Kra spoke to Zero about the role that venture capitalists play in building companies, which goes beyond the money they invest. He also talked about that time he got arrested at a climate protest, and why he’ll never say never on getting arrested again.
This is an edited and condensed version of the highlights of Kra’s interview. You can listen to the full conversation with Kra below, and read a full transcript here.
Akshat: Would companies you back have succeeded regardless of whether Prelude gave them money?
Gabriel: There are some entrepreneurs for whom the money is just a source of fuel. That’s a small segment. There’s a much larger segment where investors did something beyond funding them that helped them succeed.
A mentor told me early in my career that you spend a lot of your time as a VC helping the companies that need help, rather than the ones that are crushing it and only call you when they need some advice. So the most gratifying part of my job is when you find a team that needs help. Not out of distress, but because I know something or I have a set of experiences that they do not have.
Akshat: US investing in climate startups can be neatly split into two eras. One starting in the mid-2000s until 2011, and then the second one starting in 2012 that’s still going. What changed between the two eras?
Gabriel: Let’s take batteries as an example. We worked a ton on batteries starting in 2007 or maybe even a little earlier. A lot of those companies just flat-out failed. The electrochemistry didn’t work. The scaling didn’t pan out. But many battery startups are succeeding now. Partly because of the advances in machine learning and the cost of cloud computing that we can now bring to bear to solve hard problems.
The other thing that has changed is the sense of urgency. I now firmly believe that people, corporations, and governments all understand the problem. That has resulted in the right flows to the capital markets. Not just venture capital, but everything from early-stage investing to late-stage growth. There is capital available for great entrepreneurs who are tackling hard problems in a way that wasn’t possible in the first era. That is why this second clean tech boom has been more successful.
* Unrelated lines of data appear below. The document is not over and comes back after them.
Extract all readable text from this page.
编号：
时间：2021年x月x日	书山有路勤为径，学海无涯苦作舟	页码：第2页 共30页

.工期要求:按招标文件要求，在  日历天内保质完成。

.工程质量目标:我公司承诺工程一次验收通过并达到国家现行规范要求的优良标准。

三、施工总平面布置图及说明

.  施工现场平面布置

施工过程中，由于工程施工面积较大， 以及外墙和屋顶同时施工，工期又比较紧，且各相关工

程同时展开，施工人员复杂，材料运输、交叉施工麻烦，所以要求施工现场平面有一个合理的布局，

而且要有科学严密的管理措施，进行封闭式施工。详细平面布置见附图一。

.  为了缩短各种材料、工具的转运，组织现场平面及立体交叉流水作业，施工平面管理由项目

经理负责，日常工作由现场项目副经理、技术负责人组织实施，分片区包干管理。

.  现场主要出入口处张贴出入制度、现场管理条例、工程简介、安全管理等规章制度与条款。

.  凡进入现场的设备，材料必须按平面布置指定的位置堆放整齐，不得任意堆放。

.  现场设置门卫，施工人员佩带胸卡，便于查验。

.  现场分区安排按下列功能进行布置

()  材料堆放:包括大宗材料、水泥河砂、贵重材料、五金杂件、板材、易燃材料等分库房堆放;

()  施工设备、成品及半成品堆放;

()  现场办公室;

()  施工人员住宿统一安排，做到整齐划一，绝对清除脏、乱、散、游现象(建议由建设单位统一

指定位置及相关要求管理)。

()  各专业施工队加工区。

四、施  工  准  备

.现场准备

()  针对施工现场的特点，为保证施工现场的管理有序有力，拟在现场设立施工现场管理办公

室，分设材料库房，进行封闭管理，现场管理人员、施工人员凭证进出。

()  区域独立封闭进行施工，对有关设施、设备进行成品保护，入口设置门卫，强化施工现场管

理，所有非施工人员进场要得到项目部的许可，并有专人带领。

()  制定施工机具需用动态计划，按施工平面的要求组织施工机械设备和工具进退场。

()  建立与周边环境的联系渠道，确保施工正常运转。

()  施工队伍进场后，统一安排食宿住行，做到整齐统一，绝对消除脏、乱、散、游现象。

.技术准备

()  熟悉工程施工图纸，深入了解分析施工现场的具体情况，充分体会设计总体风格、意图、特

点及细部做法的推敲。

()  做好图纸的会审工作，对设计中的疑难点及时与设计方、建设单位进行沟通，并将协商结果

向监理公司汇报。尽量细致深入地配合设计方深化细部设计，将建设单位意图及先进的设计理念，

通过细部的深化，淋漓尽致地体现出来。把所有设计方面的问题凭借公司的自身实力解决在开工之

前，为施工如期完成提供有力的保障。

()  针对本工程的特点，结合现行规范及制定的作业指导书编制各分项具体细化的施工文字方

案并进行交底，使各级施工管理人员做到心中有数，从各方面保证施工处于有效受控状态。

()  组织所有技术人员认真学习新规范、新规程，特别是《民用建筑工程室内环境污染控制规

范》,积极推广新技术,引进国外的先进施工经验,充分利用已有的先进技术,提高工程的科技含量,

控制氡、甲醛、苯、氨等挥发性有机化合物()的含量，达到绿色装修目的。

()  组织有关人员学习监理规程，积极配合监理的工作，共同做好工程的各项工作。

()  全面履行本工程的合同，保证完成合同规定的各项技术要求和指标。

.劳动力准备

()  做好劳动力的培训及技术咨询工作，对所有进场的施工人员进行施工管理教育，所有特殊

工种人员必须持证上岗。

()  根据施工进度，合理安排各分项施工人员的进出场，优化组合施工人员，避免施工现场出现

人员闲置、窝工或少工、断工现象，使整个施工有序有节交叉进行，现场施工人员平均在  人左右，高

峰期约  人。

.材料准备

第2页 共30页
Akshat: How exactly does the Inflation Reduction Act boost US startups?
Gabriel: I’ve been focused on grid-scale batteries. The bill has tax credits for domestic manufacturing that make it economic for many startups to manufacture and sell their new batteries from day zero. It enables us to go faster and bring down the cost faster. And that brings manufacturing onshore, not just for startups but also for big companies. There are also standalone credits for energy storage that creates demand for batteries. We believed we had a robust and strong progression, but now people are beating down our doors.